I think I can help (and I think it's great piece)








"be helpful"

It's a Sea-Gull chronograph model 0440, probably purchased originally from a seller named CNMark in Zhuhai (Hong Kong)

CNMark's original selling price (circa 2007) was $205.00 USD plus shipping

Stainless steel case, polished

Domed crystal

Display back

Handwound ST19 chronograph movement, 19 Jewels (probably ST1901 and based on the Venus 175)

Small seconds at 9

Central chronograph seconds

30 minute totalizer at 3

WR 3 bar

Metallic blue dial

Applied polished arabic numerals with luminous fill

Tachymeter scale in white

Telemeter scale in red

Diam. 42.5 mm, Lug width 22 mm, lug to lug 51 mm

The 26 may be that the model was the black variant of what was known as the æµ·é¸¥ 0440-SL-2901 in China, which is sorta close.

CNmark has photos of the watch at his Flickr site: http://www.flickr.co...mark/391177514/


----------



## AlbertaTime (Aug 1, 2009)

repeat...ooops.


----------



## Barryboy (Mar 21, 2006)

AlbertaTime said:


> I think I can help (and I think it's great piece)
> 
> 
> 
> ...


That's absolutely perfect. Thanks very much for such a comprehensive reply.

Rob


----------



## AlbertaTime (Aug 1, 2009)

Barryboy said:


> That's absolutely perfect. Thanks very much for such a comprehensive reply.
> 
> Rob












By the way...one very nice detail. Almost none of the newer Sea-Gull watches have the classic Sea-Gull logo like yours does...and I think it looks great.


----------



## Barryboy (Mar 21, 2006)

AlbertaTime said:


> Barryboy said:
> 
> 
> > That's absolutely perfect. Thanks very much for such a comprehensive reply.
> ...


So it is a model from the 2000's? I don't know why, but I was always under the impression that it was older than that.

Rob


----------



## AlbertaTime (Aug 1, 2009)

Barryboy said:


> So it is a model from the 2000's? I don't know why, but I was always under the impression that it was older than that.
> 
> Rob


It's hard for me to say with certainty, but I can't find any mentions of the model being available earlier than 2007 (or late 2006) at the earliest. I suppose it could be as early as maybe 2004 or so, but I can't verify that.

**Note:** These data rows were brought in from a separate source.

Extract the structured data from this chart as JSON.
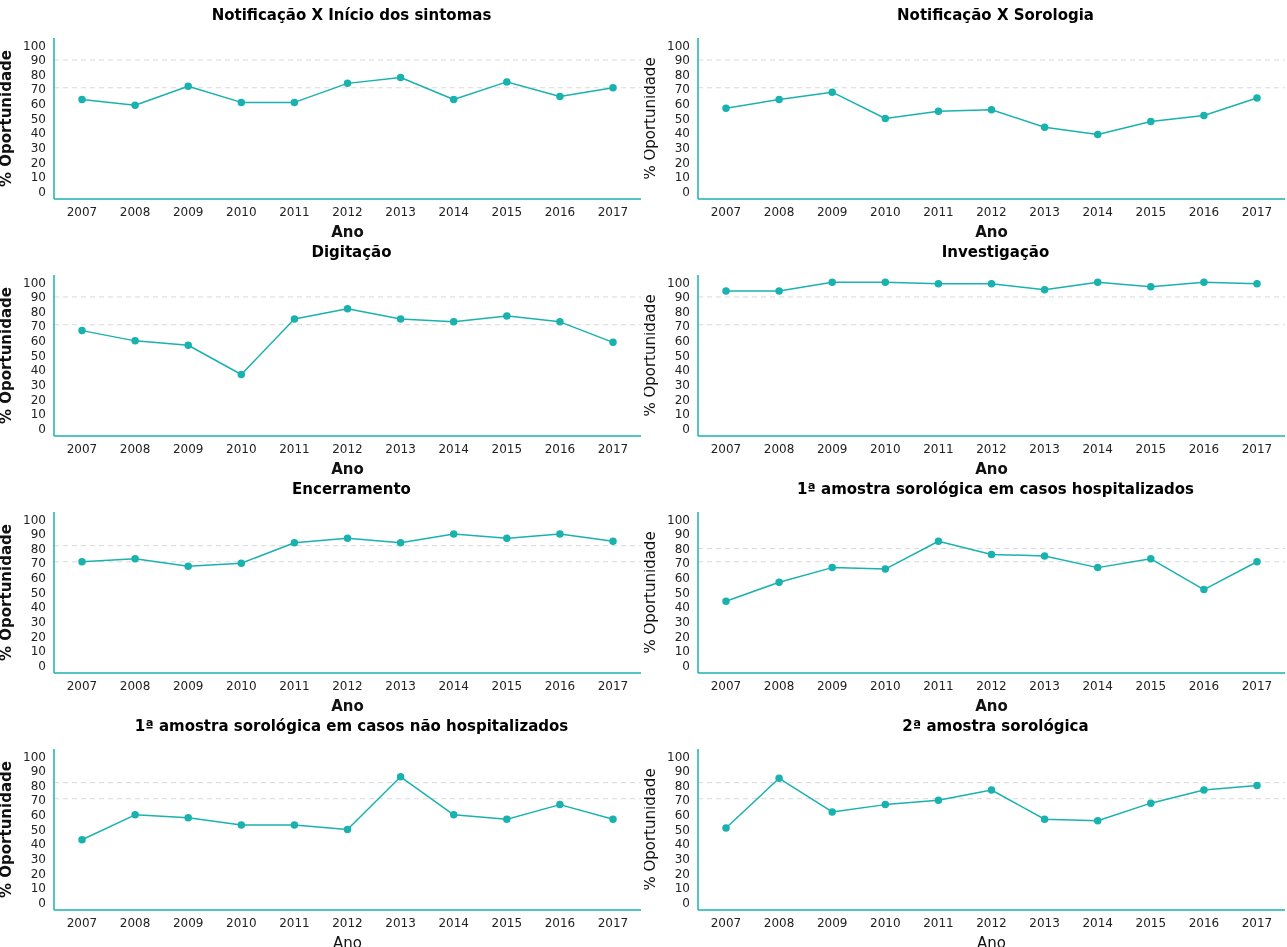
{
  "chart_data": [
    {
      "type": "line",
      "title": "Notificação X Início dos sintomas",
      "xlabel": "Ano",
      "ylabel": "% Oportunidade",
      "categories": [
        "2007",
        "2008",
        "2009",
        "2010",
        "2011",
        "2012",
        "2013",
        "2014",
        "2015",
        "2016",
        "2017"
      ],
      "series": [
        {
          "color": "#1ab2ae",
          "values": [
            63,
            59,
            72,
            61,
            61,
            74,
            78,
            63,
            75,
            65,
            71
          ]
        }
      ],
      "ylim": [
        -5,
        105
      ],
      "yticks": [
        0,
        10,
        20,
        30,
        40,
        50,
        60,
        70,
        80,
        90,
        100
      ],
      "marker": "circle",
      "line_style": "solid",
      "ref_lines": [
        {
          "axis": "y",
          "value": 90,
          "color": "#d9d9d9",
          "line_style": "dashed"
        },
        {
          "axis": "y",
          "value": 71,
          "color": "#d9d9d9",
          "line_style": "dashed"
        }
      ]
    },
    {
      "type": "line",
      "title": "Notificação X Sorologia",
      "xlabel": "Ano",
      "ylabel": "% Oportunidade",
      "categories": [
        "2007",
        "2008",
        "2009",
        "2010",
        "2011",
        "2012",
        "2013",
        "2014",
        "2015",
        "2016",
        "2017"
      ],
      "series": [
        {
          "color": "#1ab2ae",
          "values": [
            57,
            63,
            68,
            50,
            55,
            56,
            44,
            39,
            48,
            52,
            64
          ]
        }
      ],
      "ylim": [
        -5,
        105
      ],
      "yticks": [
        0,
        10,
        20,
        30,
        40,
        50,
        60,
        70,
        80,
        90,
        100
      ],
      "marker": "circle",
      "line_style": "solid",
      "ref_lines": [
        {
          "axis": "y",
          "value": 90,
          "color": "#d9d9d9",
          "line_style": "dashed"
        },
        {
          "axis": "y",
          "value": 71,
          "color": "#d9d9d9",
          "line_style": "dashed"
        }
      ]
    },
    {
      "type": "line",
      "title": "Digitação",
      "xlabel": "Ano",
      "ylabel": "% Oportunidade",
      "categories": [
        "2007",
        "2008",
        "2009",
        "2010",
        "2011",
        "2012",
        "2013",
        "2014",
        "2015",
        "2016",
        "2017"
      ],
      "series": [
        {
          "color": "#1ab2ae",
          "values": [
            67,
            60,
            57,
            37,
            75,
            82,
            75,
            73,
            77,
            73,
            59
          ]
        }
      ],
      "ylim": [
        -5,
        105
      ],
      "yticks": [
        0,
        10,
        20,
        30,
        40,
        50,
        60,
        70,
        80,
        90,
        100
      ],
      "marker": "circle",
      "line_style": "solid",
      "ref_lines": [
        {
          "axis": "y",
          "value": 90,
          "color": "#d9d9d9",
          "line_style": "dashed"
        },
        {
          "axis": "y",
          "value": 71,
          "color": "#d9d9d9",
          "line_style": "dashed"
        }
      ]
    },
    {
      "type": "line",
      "title": "Investigação",
      "xlabel": "Ano",
      "ylabel": "% Oportunidade",
      "categories": [
        "2007",
        "2008",
        "2009",
        "2010",
        "2011",
        "2012",
        "2013",
        "2014",
        "2015",
        "2016",
        "2017"
      ],
      "series": [
        {
          "color": "#1ab2ae",
          "values": [
            94,
            94,
            100,
            100,
            99,
            99,
            95,
            100,
            97,
            100,
            99
          ]
        }
      ],
      "ylim": [
        -5,
        105
      ],
      "yticks": [
        0,
        10,
        20,
        30,
        40,
        50,
        60,
        70,
        80,
        90,
        100
      ],
      "marker": "circle",
      "line_style": "solid",
      "ref_lines": [
        {
          "axis": "y",
          "value": 90,
          "color": "#d9d9d9",
          "line_style": "dashed"
        },
        {
          "axis": "y",
          "value": 71,
          "color": "#d9d9d9",
          "line_style": "dashed"
        }
      ]
    },
    {
      "type": "line",
      "title": "Encerramento",
      "xlabel": "Ano",
      "ylabel": "% Oportunidade",
      "categories": [
        "2007",
        "2008",
        "2009",
        "2010",
        "2011",
        "2012",
        "2013",
        "2014",
        "2015",
        "2016",
        "2017"
      ],
      "series": [
        {
          "color": "#1ab2ae",
          "values": [
            71,
            73,
            68,
            70,
            84,
            87,
            84,
            90,
            87,
            90,
            85
          ]
        }
      ],
      "ylim": [
        -5,
        105
      ],
      "yticks": [
        0,
        10,
        20,
        30,
        40,
        50,
        60,
        70,
        80,
        90,
        100
      ],
      "marker": "circle",
      "line_style": "solid",
      "ref_lines": [
        {
          "axis": "y",
          "value": 82,
          "color": "#d9d9d9",
          "line_style": "dashed"
        },
        {
          "axis": "y",
          "value": 71,
          "color": "#d9d9d9",
          "line_style": "dashed"
        }
      ]
    },
    {
      "type": "line",
      "title": "1ª amostra sorológica em casos hospitalizados",
      "xlabel": "Ano",
      "ylabel": "% Oportunidade",
      "categories": [
        "2007",
        "2008",
        "2009",
        "2010",
        "2011",
        "2012",
        "2013",
        "2014",
        "2015",
        "2016",
        "2017"
      ],
      "series": [
        {
          "color": "#1ab2ae",
          "values": [
            44,
            57,
            67,
            66,
            85,
            76,
            75,
            67,
            73,
            52,
            71
          ]
        }
      ],
      "ylim": [
        -5,
        105
      ],
      "yticks": [
        0,
        10,
        20,
        30,
        40,
        50,
        60,
        70,
        80,
        90,
        100
      ],
      "marker": "circle",
      "line_style": "solid",
      "ref_lines": [
        {
          "axis": "y",
          "value": 80,
          "color": "#d9d9d9",
          "line_style": "dashed"
        },
        {
          "axis": "y",
          "value": 71,
          "color": "#d9d9d9",
          "line_style": "dashed"
        }
      ]
    },
    {
      "type": "line",
      "title": "1ª amostra sorológica em casos não hospitalizados",
      "xlabel": "Ano",
      "ylabel": "% Oportunidade",
      "categories": [
        "2007",
        "2008",
        "2009",
        "2010",
        "2011",
        "2012",
        "2013",
        "2014",
        "2015",
        "2016",
        "2017"
      ],
      "series": [
        {
          "color": "#1ab2ae",
          "values": [
            43,
            60,
            58,
            53,
            53,
            50,
            86,
            60,
            57,
            67,
            57
          ]
        }
      ],
      "ylim": [
        -5,
        105
      ],
      "yticks": [
        0,
        10,
        20,
        30,
        40,
        50,
        60,
        70,
        80,
        90,
        100
      ],
      "marker": "circle",
      "line_style": "solid",
      "ref_lines": [
        {
          "axis": "y",
          "value": 82,
          "color": "#d9d9d9",
          "line_style": "dashed"
        },
        {
          "axis": "y",
          "value": 71,
          "color": "#d9d9d9",
          "line_style": "dashed"
        }
      ]
    },
    {
      "type": "line",
      "title": "2ª amostra sorológica",
      "xlabel": "Ano",
      "ylabel": "% Oportunidade",
      "categories": [
        "2007",
        "2008",
        "2009",
        "2010",
        "2011",
        "2012",
        "2013",
        "2014",
        "2015",
        "2016",
        "2017"
      ],
      "series": [
        {
          "color": "#1ab2ae",
          "values": [
            51,
            85,
            62,
            67,
            70,
            77,
            57,
            56,
            68,
            77,
            80
          ]
        }
      ],
      "ylim": [
        -5,
        105
      ],
      "yticks": [
        0,
        10,
        20,
        30,
        40,
        50,
        60,
        70,
        80,
        90,
        100
      ],
      "marker": "circle",
      "line_style": "solid",
      "ref_lines": [
        {
          "axis": "y",
          "value": 82,
          "color": "#d9d9d9",
          "line_style": "dashed"
        },
        {
          "axis": "y",
          "value": 71,
          "color": "#d9d9d9",
          "line_style": "dashed"
        }
      ]
    }
  ]
}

The watch is a product of Tsinlien Sea-Gull of Hong Kong (http://www.seagullhk.com/) which is an export arm of Tianjin/Sea-Gull (Tianjin Seagull Watch (Group) Co., Ltd.) set up in 2003, and no Sea-Gull HK watches I'm aware of are earlier than that.

Both Sea-Gull HK and Tianjin/Sea-Gull export complete watches (as well as movements and parts) but the watch models are different. For example, the classic "1963" Air-Force watches are all Sea-Gull HK products, not products of TJ/Sea-Gull, and it's only very recently that TJ/Sea-Gull has introduced a commemorative "air force" chronograph, but it is cosmetically very different from the well-known 1963 and higher priced (limited edition D304).

(side note: Sea-Gull HK does not manufacture its own movements but intead gets its movements from the TJ/Sea-Gull parent).


----------